Ensure you have Docker, Docker Compose, and Python installed on your system.

### 3. **Build and Start Docker Containers**

```bash
docker-compose build
docker-compose up
```

This command will start two services:
- **Streamlit**: Available at `http://localhost:8501`
- **PostgreSQL Database**: Running internally within the Docker network.

## Running the Application

### 1. **Data Scraping**

The scraping process is automated via the GitHub Actions workflow. However, to run it locally:

```bash
python yts-scraper.py
```

### 2. **Start FastAPI Server**

The FastAPI server runs in a background thread when the Streamlit app is launched. To manually test:

```bash
uvicorn api:api --host 0.0.0.0 --port 8000
```

### 3. **Launch Streamlit Dashboard**

To run the Streamlit app locally:

```bash
streamlit run streamlit_app.py
```

## CI/CD Pipeline with GitHub Actions

The GitHub Actions workflow automates the following:

1. **Scraping Movies**: Runs the `yts-scraper.py` script daily.
2. **Data Transformation**: Converts the scraped data into CSV format.
3. **Data Upload**: Sends the transformed data to the FastAPI endpoint (`/upload-data/`).

### Workflow Configuration

- **Scheduled Runs**: The workflow is set to run daily at 3 AM UTC.
- **Secrets Management**: Use GitHub Secrets to securely store the Streamlit app URL (`STREAMLIT_APP_URL`).

## Key Considerations

1. **Data Validation**: The FastAPI backend uses Pydantic models for input validation.
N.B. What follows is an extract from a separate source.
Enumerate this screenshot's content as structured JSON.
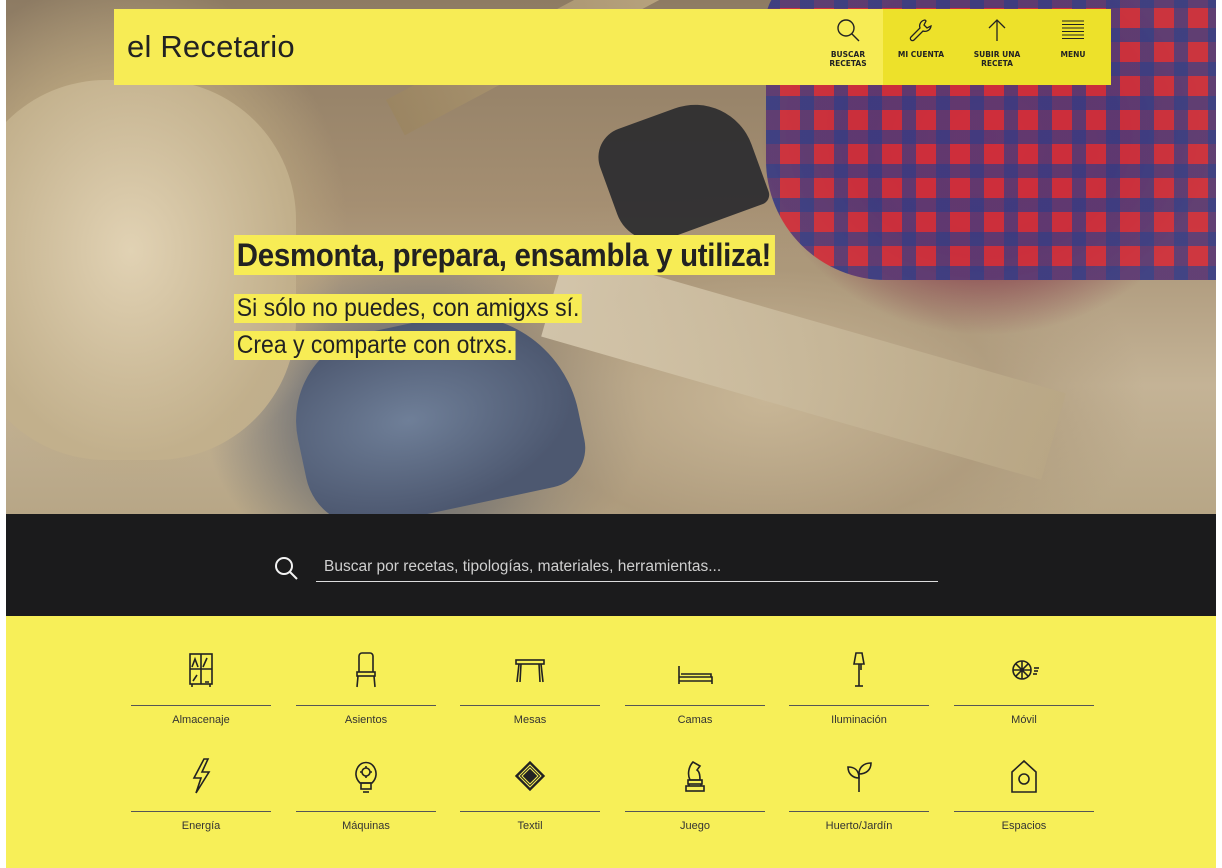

Ensure all incoming data meets the expected schema.
2. **Concurrency**: The FastAPI and Streamlit servers are run concurrently; monitor resource utilization to avoid conflicts.
3. **Error Handling**: Implement comprehensive error handling in the data scraper to handle edge cases like network failures or changes in the YTS API.

## Future Enhancements

1. **Advanced Analytics**: Integrate more complex data analysis features using `pandas` or SQL queries in the backend.
2. **Automated Data Persistence**: Save incoming data directly into PostgreSQL and fetch it for visualization.
3. **Real-time Updates**: Implement WebSockets to provide real-time updates to the Streamlit dashboard.
4. **User Authentication**: Add user authentication to the Streamlit app to secure access to sensitive data.

## Conclusion

This project demonstrates a robust microservices-based architecture for scraping and visualizing movie data. It leverages modern technologies like FastAPI, Docker, and GitHub Actions to create a scalable and maintainable solution. The clear separation of concerns, containerization, and automation ensure smooth operation and easy extensibility.

Feel free to explore, contribute, or provide feedback to improve CineScrape!